I've been living in California for 18 months now, if you include the first three months I lived here when I thought it was only temporary. That's longer than I lived in DC. Longer than I lived in Chicago. And almost as long as I lived in Lansing while I was getting my MA. And in a lot of ways, it's really starting to feel like home here. I have a circle of friends that's growing larger every day, many people I can call who live in the same area code as me. My office finally feels lived in, decorated with heart-shaped rocks from my hiking trips and pictures of me with friends and family, the shelves full of books. I started a book group here and our next meeting is at my house. I'm playing on two soccer teams. I have favorite restaurants and trails and "local secrets" that I can pass on to friends of friends asking for advice about a visit. I have so many things that I would be sad to leave behind.
And yet at the same time, in some deeper sense, California still feels completely foreign to me. I still feel a bit like I'm in a Dr. Seuss book every time I see a lemon tree in someone's front yard, the lemons dropping to the ground and rolling in the gutters down the street. Each time I drive into the city, coming out of the Rainbow Tunnel to a sweeping view of the Golden Gate Bridge, I feel like I must be on vacation. This can't possibly be my life.
I still miss the first snow of the year, standing in my yard, or on the sidewalk of a city street, or in my ivy-covered back courtyard in Chicago, ears echoing with the hush of a world being coated in newborn snow. I'll probably always get a little homesick thrill every time I see Vernor's Ginger Ale or Faygo Redpop in the cooler at the candy store down the street. And my senses are oh-so-confused by California. Like right now, everything is abloom here. The wisteria is bursting off of arbors and porches, like the fizz on an exploding bottle of grape soda. The roses have thrown their petals open. The apple trees are letting loose their delicate perfume. Everything smells like flowers and just-cut grass. Like May in Michigan. And yet, simultaneously, the smell of woodsmoke hangs in the air, and the nights have a crisp dry chill to them that makes me feel like late autumn back home. And in the summer here, everything turns golden yellow and pale, crisp brown. It doesn't rain and the air is dry.
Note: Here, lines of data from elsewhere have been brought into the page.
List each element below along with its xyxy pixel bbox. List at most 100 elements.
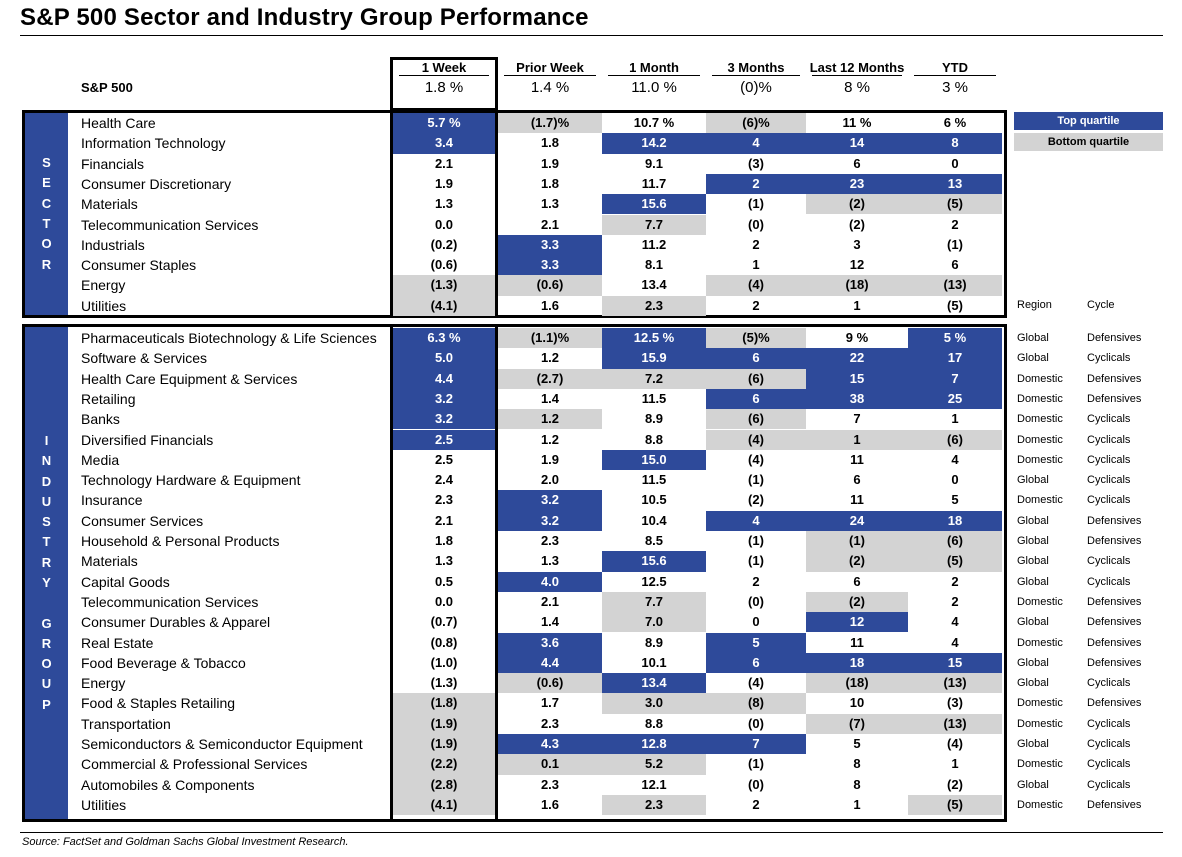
table-cell: 10.5 (641, 492, 667, 508)
table-cell: 6.3 % (393, 328, 495, 349)
table-cell: 11 % (842, 115, 872, 130)
row-label: Transportation (81, 715, 171, 732)
row-label: Capital Goods (81, 573, 170, 590)
table-row: Health Care 5.7 % (1.7)% 10.7 % (6)% 11 % 6 % (0, 113, 1182, 134)
table-row: Information Technology 3.4 1.8 14.2 4 14 8 (0, 133, 1182, 154)
table-row: Banks 3.2 1.2 8.9 (6) 7 1 Domestic Cyclicals (0, 409, 1182, 430)
table-cell: 1.4 (540, 614, 560, 630)
table-cell: 0.5 (434, 573, 454, 589)
table-cell: 2.3 (540, 776, 560, 792)
region-cell: Global (1017, 575, 1049, 588)
table-cell: 2.0 (540, 472, 560, 488)
row-label: Retailing (81, 390, 136, 407)
table-cell: 4.4 (393, 368, 495, 389)
cycle-cell: Defensives (1087, 697, 1142, 710)
region-cell: Domestic (1017, 453, 1063, 466)
table-cell: (0) (748, 715, 764, 731)
index-value: 1.8 % (424, 79, 464, 96)
table-cell: 2 (752, 236, 760, 252)
table-cell: 2.3 (540, 533, 560, 548)
table-row: Utilities (4.1) 1.6 2.3 2 1 (5) Domestic Defensi… (0, 794, 1182, 816)
table-cell: 4 (706, 133, 806, 154)
column-header: Prior Week (516, 60, 584, 75)
table-cell: 4 (951, 451, 959, 467)
table-cell: (0) (748, 593, 764, 609)
table-cell: (4.1) (393, 794, 495, 816)
row-label: Real Estate (81, 634, 154, 651)
row-label: Materials (81, 553, 138, 570)
region-cell: Domestic (1017, 798, 1063, 811)
bar-letter: Y (42, 575, 51, 590)
row-label: Insurance (81, 492, 143, 509)
table-row: Consumer Discretionary 1.9 1.8 11.7 2 23 13 (0, 173, 1182, 195)
table-cell: (1) (748, 196, 764, 212)
page-title: S&P 500 Sector and Industry Group Perfor… (20, 4, 589, 31)
cycle-cell: Cyclicals (1087, 738, 1131, 750)
cycle-cell: Cyclicals (1087, 717, 1131, 730)
row-label: Consumer Durables & Apparel (81, 614, 271, 631)
table-cell: (1) (748, 472, 764, 488)
table-cell: 11.7 (641, 175, 667, 191)
table-cell: 11.2 (641, 236, 667, 252)
bar-letter: I (44, 432, 49, 448)
table-cell: 3.2 (393, 388, 495, 410)
table-cell: (0.7) (430, 614, 458, 630)
table-cell: 1.2 (540, 431, 560, 447)
row-label: Commercial & Professional Services (81, 756, 308, 773)
table-cell: 1.3 (434, 553, 454, 569)
region-cell: Domestic (1017, 494, 1063, 507)
row-label: Automobiles & Components (81, 776, 255, 793)
region-cell: Global (1017, 616, 1049, 629)
region-cell: Global (1017, 656, 1049, 669)
region-cell: Domestic (1017, 372, 1063, 385)
table-cell: (1) (806, 531, 908, 552)
index-value: 8 % (844, 79, 870, 96)
table-cell: 9.1 (644, 155, 664, 171)
table-row: Transportation (1.9) 2.3 8.8 (0) (7) (13) Domes… (0, 713, 1182, 734)
table-cell: 0 (951, 155, 959, 171)
bar-letter: O (41, 656, 52, 672)
bar-letter: U (41, 676, 52, 692)
table-cell: (4) (947, 736, 963, 751)
table-cell: (1) (748, 553, 764, 569)
table-cell: (4) (706, 275, 806, 296)
table-cell: 15 (908, 652, 1002, 674)
region-cell: Domestic (1017, 717, 1063, 730)
table-cell: 2 (951, 593, 959, 609)
cycle-cell: Defensives (1087, 535, 1142, 547)
table-cell: (4.1) (393, 295, 495, 316)
table-cell: (2) (947, 776, 963, 792)
table-cell: 3.4 (393, 133, 495, 154)
table-cell: 4.0 (498, 571, 602, 592)
table-cell: 10.7 % (633, 115, 675, 130)
bar-letter: G (41, 615, 52, 631)
region-cell: Domestic (1017, 413, 1063, 426)
table-cell: (1) (748, 533, 764, 548)
table-row: Capital Goods 0.5 4.0 12.5 2 6 2 Global Cyclical… (0, 571, 1182, 592)
table-cell: 1.8 (434, 533, 454, 548)
table-row: Energy (1.3) (0.6) 13.4 (4) (18) (13) Global Cyc… (0, 673, 1182, 694)
cycle-cell: Cyclicals (1087, 413, 1131, 426)
table-cell: (6)% (706, 113, 806, 134)
table-cell: 7 (853, 411, 861, 427)
table-cell: 0 (951, 472, 959, 488)
row-label: Energy (81, 277, 126, 294)
table-row: Food & Staples Retailing (1.8) 1.7 3.0 (8) 10… (0, 693, 1182, 714)
table-cell: 4.3 (498, 734, 602, 755)
table-cell: (0.6) (498, 673, 602, 694)
table-cell: (7) (806, 713, 908, 734)
table-row: Real Estate (0.8) 3.6 8.9 5 11 4 Domestic Defens… (0, 632, 1182, 653)
table-cell: (0) (748, 776, 764, 792)
table-cell: (5) (908, 794, 1002, 816)
table-cell: 3.0 (602, 693, 706, 714)
table-cell: 12.5 % (602, 328, 706, 349)
table-cell: 0.1 (498, 754, 602, 775)
table-cell: 5.7 % (393, 113, 495, 134)
column-header-rule (504, 75, 596, 76)
table-cell: 2 (752, 796, 760, 812)
table-cell: 1.9 (540, 451, 560, 467)
table-cell: (1.7)% (498, 113, 602, 134)
row-label: Health Care Equipment & Services (81, 370, 298, 387)
region-cell: Global (1017, 535, 1049, 547)
table-cell: 5 (853, 736, 861, 751)
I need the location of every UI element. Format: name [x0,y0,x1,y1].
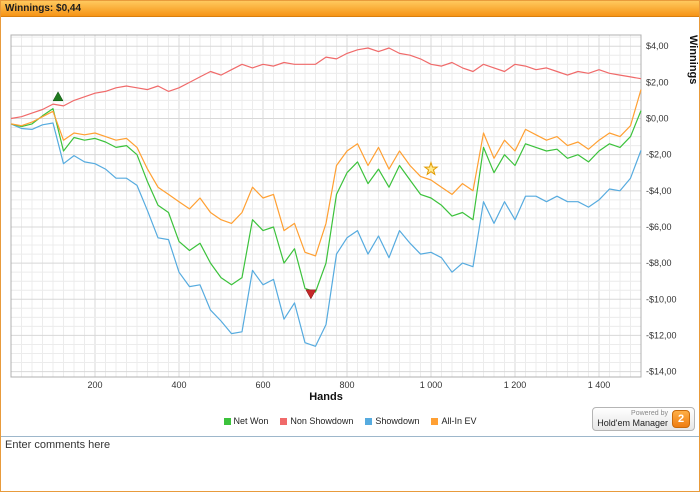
x-tick-label: 1 400 [588,380,611,390]
powered-by-badge: Powered by Hold'em Manager 2 [592,407,695,432]
hm2-logo-icon: 2 [672,410,690,429]
marker-triangle-down [305,289,317,300]
y-tick-label: $2,00 [646,77,669,87]
x-tick-label: 200 [87,380,102,390]
x-axis-title: Hands [309,391,343,403]
legend-label-all-in-ev: All-In EV [441,416,477,426]
x-tick-label: 1 200 [504,380,527,390]
winnings-chart: 200 400 600 800 1 000 1 200 1 400 $4,00 $2,00 $0,… [10,34,677,390]
y-tick-label: -$14,00 [646,367,677,377]
powered-by-text-block: Powered by Hold'em Manager [597,410,668,428]
comments-input[interactable] [1,436,699,491]
legend-item-showdown[interactable]: Showdown [365,416,419,426]
y-tick-label: -$12,00 [646,330,677,340]
y-tick-label: -$2,00 [646,150,672,160]
legend-swatch-non-showdown [280,417,288,425]
powered-by-text: Powered by [631,410,668,417]
y-tick-label: -$8,00 [646,258,672,268]
legend-item-net-won[interactable]: Net Won [223,416,269,426]
y-axis-title: Winnings [687,35,699,85]
legend-swatch-all-in-ev [431,417,439,425]
brand-name: Hold'em Manager [597,418,668,429]
marker-star [423,161,439,176]
legend-item-all-in-ev[interactable]: All-In EV [431,416,476,426]
series-line-net-won [10,107,642,293]
x-tick-label: 1 000 [420,380,443,390]
y-tick-label: -$6,00 [646,222,672,232]
legend-label-non-showdown: Non Showdown [290,416,354,426]
x-tick-label: 400 [171,380,186,390]
series-line-non-showdown [10,47,642,120]
legend-label-showdown: Showdown [375,416,420,426]
legend-swatch-showdown [365,417,373,425]
y-tick-label: $4,00 [646,41,669,51]
x-tick-label: 800 [339,380,354,390]
series-line-all-in-ev [10,89,642,257]
chart-legend: Net Won Non Showdown Showdown All-In EV [1,416,699,426]
chart-region: 200 400 600 800 1 000 1 200 1 400 $4,00 $2,00 $0,… [1,17,699,436]
plot-border [10,34,642,378]
winnings-title: Winnings: $0,44 [5,3,82,14]
legend-item-non-showdown[interactable]: Non Showdown [280,416,353,426]
y-tick-label: $0,00 [646,114,669,124]
marker-triangle-up [52,91,64,102]
legend-swatch-net-won [223,417,231,425]
graph-title-bar: Winnings: $0,44 [1,1,699,17]
legend-label-net-won: Net Won [233,416,269,426]
series-line-showdown [10,122,642,347]
x-tick-label: 600 [255,380,270,390]
y-tick-label: -$10,00 [646,294,677,304]
y-tick-label: -$4,00 [646,186,672,196]
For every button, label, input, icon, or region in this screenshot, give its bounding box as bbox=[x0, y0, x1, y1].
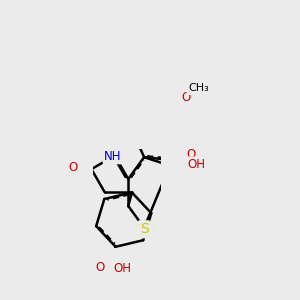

And yet my body tells me that it can't possibly be summer, without the smell of the first raindrops hitting hot pavement. Without the earthy scent of lake-water in your hair after a 9pm swim on a sweltering August night. Without windy afternoons on a pale-sanded Lake Michigan beach.
At my soccer game last Thursday, I was talking to a woman who grew up in the northeast. She told me that she's lived in the Bay area for 20 years and it still feels just a little bit off every year when the weather is so warm and dry in April. It makes me wonder, will any place other than where I grew up ever really feel like home, or will something in my blood or genes or synapses always swing my heart back toward Michigan? Can you ever really leave behind the home of your childhood?